The modest increase mirrors recent projections over the last two to three years and is substantially influenced by the continued introduction of numerous generic alternatives to commonly used branded pharmaceuticals.
With several blockbuster brand name drugs such as Lipitor, Zyprexa, Plavix and Enbrel losing patent exclusivity in 2011 and 2012, generic competition will play a major role in controlling overall drug expenditures through the middle of 2013.
A recent AARP Public Policy Institute price report on the 514 prescription drugs most commonly used by Medicare beneficiaries confirms the cost effectiveness of generics. In its “Rx Price Watch Report,” the institute found that while retail prices on brand name and specialty drug products increased by 8.3 and 8.9 percent in 2009, the cost of generics decreased by 7.8 percent.
“Older Americans take more prescription drugs than any other segment of the U.S. population, and many continue to struggle to afford their medications,” said Leigh Purvis, one of the report’s authors. “Considerably less expensive yet equally effective generic drugs are vitally important to consumers… (and) to federal programs like Medicare and Medicaid.”
According to Novation, another factor that could potentially impact drug prices in the near future are biosimilar products.
Biosimilars is a term used to describe officially-approved subsequent versions of innovator biopharmaceutical products produced by a different manufacturer after patent expiry. Biological products are therapies used to treat diseases and health conditions. They include a wide variety of products such as vaccines, blood and blood components, gene therapies, tissues and proteins.
Unlike most prescription drugs, which are made through chemical processes, biological products generally are made from human and/or animal materials.
The FDA released guidance information for biosimilars in mid-February and applications have yet to be submitted.

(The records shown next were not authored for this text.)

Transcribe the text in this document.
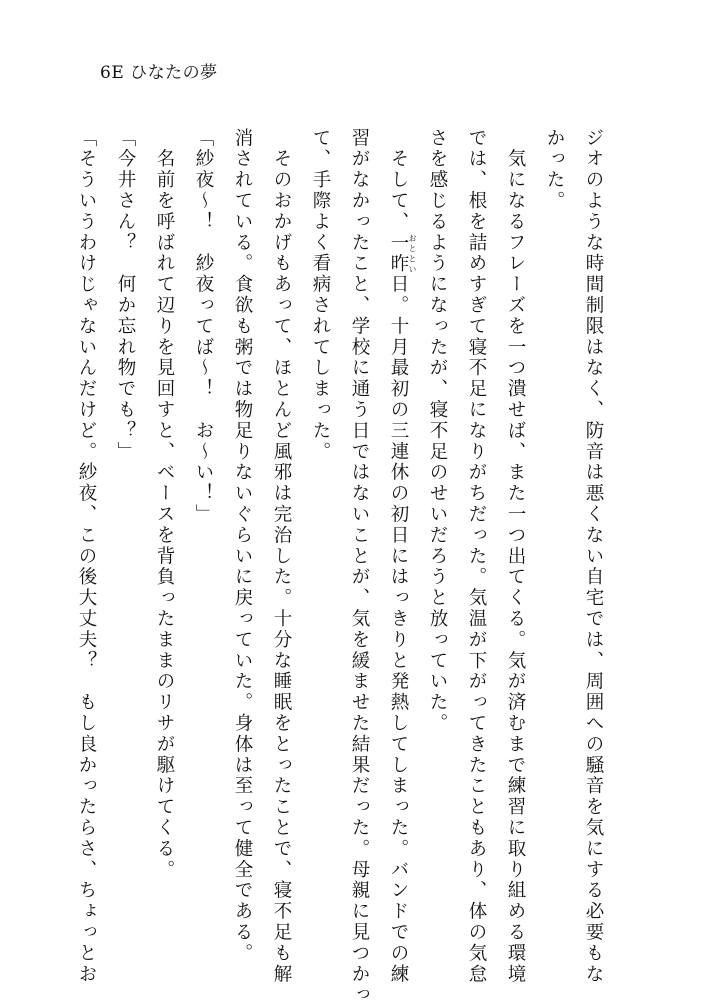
6E ひなたの夢
ジオのような時間制限はなく、防音は悪くない自宅では、周囲への騒音を気にする必要もな
かった。
　気になるフレーズを一つ潰せば、また一つ出てくる。気が済むまで練習に取り組める環境
では、根を詰めすぎて寝不足になりがちだった。気温が下がってきたこともあり、体の気怠
さを感じるようになったが、寝不足のせいだろうと放っていた。
　そして、一昨 おととい日。十月最初の三連休の初日にはっきりと発熱してしまった。バンドでの練
習がなかったこと、学校に通う日ではないことが、気を緩ませた結果だった。母親に見つかっ
て、手際よく看病されてしまった。
　そのおかげもあって、ほとんど風邪は完治した。十分な睡眠をとったことで、寝不足も解
消されている。食欲も粥では物足りないぐらいに戻っていた。身体は至って健全である。
「紗夜〜！　紗夜ってば〜！　お〜い！」
　名前を呼ばれて辺りを見回すと、ベースを背負ったままのリサが駆けてくる。
「今井さん？　何か忘れ物でも？」
「そういうわけじゃないんだけど。紗夜、この後大丈夫？　もし良かったらさ、ちょっとお
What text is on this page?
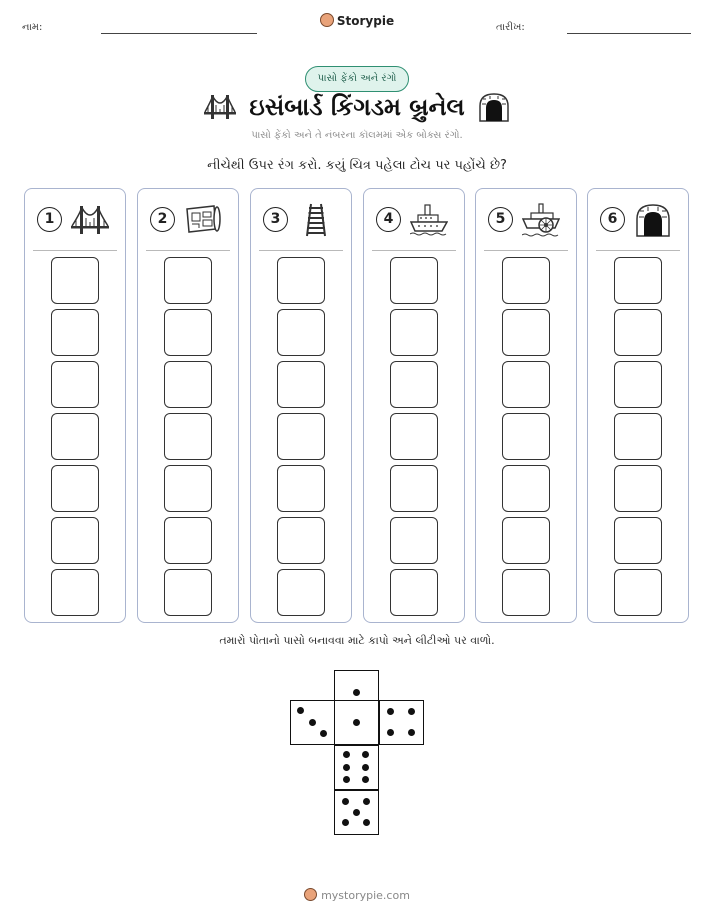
નામ:	Storypie	તારીખ:
પાસો ફેંકો અને રંગો
ઇસંબાર્ડ કિંગડમ બ્રુનેલ
પાસો ફેંકો અને તે નંબરના કૉલમમાં એક બોક્સ રંગો.
નીચેથી ઉપર રંગ કરો. કયું ચિત્ર પહેલા ટોચ પર પહોંચે છે?
1	2	3	4	5	6
તમારો પોતાનો પાસો બનાવવા માટે કાપો અને લીટીઓ પર વાળો.
mystorypie.com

“However, we can estimate the anticipated impact based on the model seen in the European market where various biosimilars have been approved since 2006,” said Steven Lucio, PharmD, director of pharmacy at Novation. “In general, that market has seen a 20- to 30-percent decrease in price for biosimilar versions of innovator products.”
“(For example) it is expected that versions of Neupogen will be the first biosimilars marketed in the U.S., probably late 2013 or early 2014,” added Lucio. “The annual spend on Neupogen by the U.S. non-federal hospital market was approximately $373 million in 2011 (from IMS Health data). Therefore, a decrease in price of 20 percent would theoretically yield $75 million in savings.”
Lucio says it’s difficult to determine the exact financial effect of chronic drug shortages but notes that providers are commonly forced to purchase non-contract equivalents or therapeutic alternatives, all of which are generally more expensive.
“Labor costs associated with handling shortages and finding alternatives also increases costs,” added Lucio.